While we wait for these conditions to be met, the available technology that comes closest to that concept is wireless car charging at specific stations. From the user point of view, this will be transparent. The user would park normally as he or she does in any normal parking place and it would be the vehicle that automatically would be charged at the corresponding station. The charging trigger could be automatic, as the user park in that station, or through some kind of command via on-board computer or via an app on the user’s mobile phone.

When discussing Wireless charging, we can either concentrate on the charging method itself, ignoring the adjustments that the user has to make in order to align the vehicle with the wireless emitter, or we could dive deeper and consider automatic vehicle positioning. Let’s explore the second option.

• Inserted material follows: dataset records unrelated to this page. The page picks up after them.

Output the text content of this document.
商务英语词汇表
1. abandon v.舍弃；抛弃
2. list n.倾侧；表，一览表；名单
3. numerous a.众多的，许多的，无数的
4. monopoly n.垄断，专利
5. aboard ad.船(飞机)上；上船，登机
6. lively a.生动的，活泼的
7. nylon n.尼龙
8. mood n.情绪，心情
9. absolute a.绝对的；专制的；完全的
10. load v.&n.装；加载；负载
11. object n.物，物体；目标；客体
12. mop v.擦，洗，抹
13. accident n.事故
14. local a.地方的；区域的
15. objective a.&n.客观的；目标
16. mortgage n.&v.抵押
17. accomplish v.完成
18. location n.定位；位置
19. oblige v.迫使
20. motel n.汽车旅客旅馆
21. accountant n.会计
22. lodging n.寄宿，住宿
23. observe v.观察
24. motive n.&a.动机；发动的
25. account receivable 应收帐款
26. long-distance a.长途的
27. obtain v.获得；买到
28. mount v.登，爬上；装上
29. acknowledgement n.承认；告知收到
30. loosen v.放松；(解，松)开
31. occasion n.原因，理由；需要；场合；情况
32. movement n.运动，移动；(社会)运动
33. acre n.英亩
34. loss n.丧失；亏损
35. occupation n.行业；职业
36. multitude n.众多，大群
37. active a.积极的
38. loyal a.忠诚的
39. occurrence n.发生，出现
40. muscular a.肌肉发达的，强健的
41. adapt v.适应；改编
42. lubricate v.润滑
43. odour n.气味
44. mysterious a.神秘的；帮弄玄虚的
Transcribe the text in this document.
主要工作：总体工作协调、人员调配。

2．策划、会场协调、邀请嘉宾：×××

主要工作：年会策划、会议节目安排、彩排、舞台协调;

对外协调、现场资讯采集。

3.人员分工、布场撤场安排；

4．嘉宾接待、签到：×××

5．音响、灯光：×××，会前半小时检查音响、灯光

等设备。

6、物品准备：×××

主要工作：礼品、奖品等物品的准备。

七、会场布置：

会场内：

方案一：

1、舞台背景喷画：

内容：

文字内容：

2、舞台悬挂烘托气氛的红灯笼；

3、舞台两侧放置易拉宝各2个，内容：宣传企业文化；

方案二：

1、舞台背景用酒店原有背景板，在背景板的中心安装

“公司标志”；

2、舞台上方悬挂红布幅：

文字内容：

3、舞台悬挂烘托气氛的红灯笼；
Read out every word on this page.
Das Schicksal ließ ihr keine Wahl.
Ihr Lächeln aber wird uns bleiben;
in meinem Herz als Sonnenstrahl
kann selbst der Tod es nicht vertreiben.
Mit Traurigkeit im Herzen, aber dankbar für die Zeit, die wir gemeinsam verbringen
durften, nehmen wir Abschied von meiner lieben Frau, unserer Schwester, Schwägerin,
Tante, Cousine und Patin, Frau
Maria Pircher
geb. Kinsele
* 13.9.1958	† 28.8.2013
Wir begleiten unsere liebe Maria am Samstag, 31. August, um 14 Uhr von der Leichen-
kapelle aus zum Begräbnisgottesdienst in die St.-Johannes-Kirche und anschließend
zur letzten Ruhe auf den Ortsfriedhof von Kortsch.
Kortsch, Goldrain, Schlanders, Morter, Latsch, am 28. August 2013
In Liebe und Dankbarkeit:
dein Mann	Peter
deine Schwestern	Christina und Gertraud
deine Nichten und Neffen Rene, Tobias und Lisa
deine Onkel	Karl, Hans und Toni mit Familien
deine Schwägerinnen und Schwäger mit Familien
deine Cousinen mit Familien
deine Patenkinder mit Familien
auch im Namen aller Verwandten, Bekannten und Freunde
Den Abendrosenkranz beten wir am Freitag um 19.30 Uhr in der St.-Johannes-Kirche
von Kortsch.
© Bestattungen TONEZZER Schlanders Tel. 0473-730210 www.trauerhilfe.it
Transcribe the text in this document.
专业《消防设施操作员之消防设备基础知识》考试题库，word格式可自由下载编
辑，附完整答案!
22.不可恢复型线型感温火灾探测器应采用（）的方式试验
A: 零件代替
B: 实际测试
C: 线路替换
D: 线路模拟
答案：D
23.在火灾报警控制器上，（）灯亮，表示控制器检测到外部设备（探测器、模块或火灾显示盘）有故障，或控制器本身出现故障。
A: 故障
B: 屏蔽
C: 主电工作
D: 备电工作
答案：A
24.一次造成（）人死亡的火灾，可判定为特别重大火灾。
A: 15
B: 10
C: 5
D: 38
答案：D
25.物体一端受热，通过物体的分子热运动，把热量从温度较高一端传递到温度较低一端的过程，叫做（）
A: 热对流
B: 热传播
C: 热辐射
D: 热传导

HOW CAN WE  AUTOMATICALLY ALIGN A VEHICLE TO ALLOW CHARGING?

When we talk about automatic alignment for wireless electric vehicle chargers, we talk about the gadgets that need to be placed both on the charging station side and on the vehicle side, to allow for the correct positioning of the vehicle in the area of charging. This can be accomplished by using magnetic motion tracking in low frequency (LF). 

What’s proposed is an electromagnetic motion tracking system that operates in LF (20-30 kHz). With it, we can track object positioning with 2 degrees of freedom(X-Y axis), that is based on a reduced 6 degrees of freedom system, using a source with 2 axis and a sensor (receiver) with 3 axis for accuracy purposes.

The implementation will consist in a 2D or 3D-Tx coil with frequency channels of 26kHz in X and 28kHz in Y, (and or 30kHz in Z)  placed in the electric car to be positioned and a 3D-Rx sensor (X-Y-Z axis) with a size of 15x15x3.2mm and 7.2-10mH inductance, placed next to the wireless emitter and receiver antenna, respectively.

The emitter antenna is based on the below diagram, where carrier signals with different frequencies are generated to drive the X-Y axis fields and controlled by an uP. Since the B-field generated by the 2D-Tx antenna is proportional to the current, there is also a high precision current sensor controlling the stability of this current, which is critical for the best performance and accuracy of the system.

For the 3D sensor, we have the following block diagram. The 3D-Coil (X-Y-Z axis), specially designed and calibrated for this application, and an audio low noise pre-amplifier connect to an Analog to Digital converter are the most important components in the system.

The special algorithm running in the uP becomes a crucial ingredient in the system.

Using this technology we can reach the alignment of the vehicle assembly antenna with the ground assembly antenna, with 6 or 2 degrees of freedom.

The SAE J2954 recommendation specified that the minimum resolution for alignment guidance is 20mm and the minimum resolution for a final alignment is 5mm.

The proposed electromagnetic motion tracking system has an expected accuracy of +/- 5mm in 2m and below 1mm in a 1m range.

The following graph is a plot of our 6DoF system resolution that meets 100% of the SAE J2954 requirements.

Currently, only LPE (Low Power Excitation) alignment system is specified in the standard, but other methods can be used.

After alignment pairing is required by Vehicle Assembly antenna to begin and wait for the excitation by Ground Assembly antenna.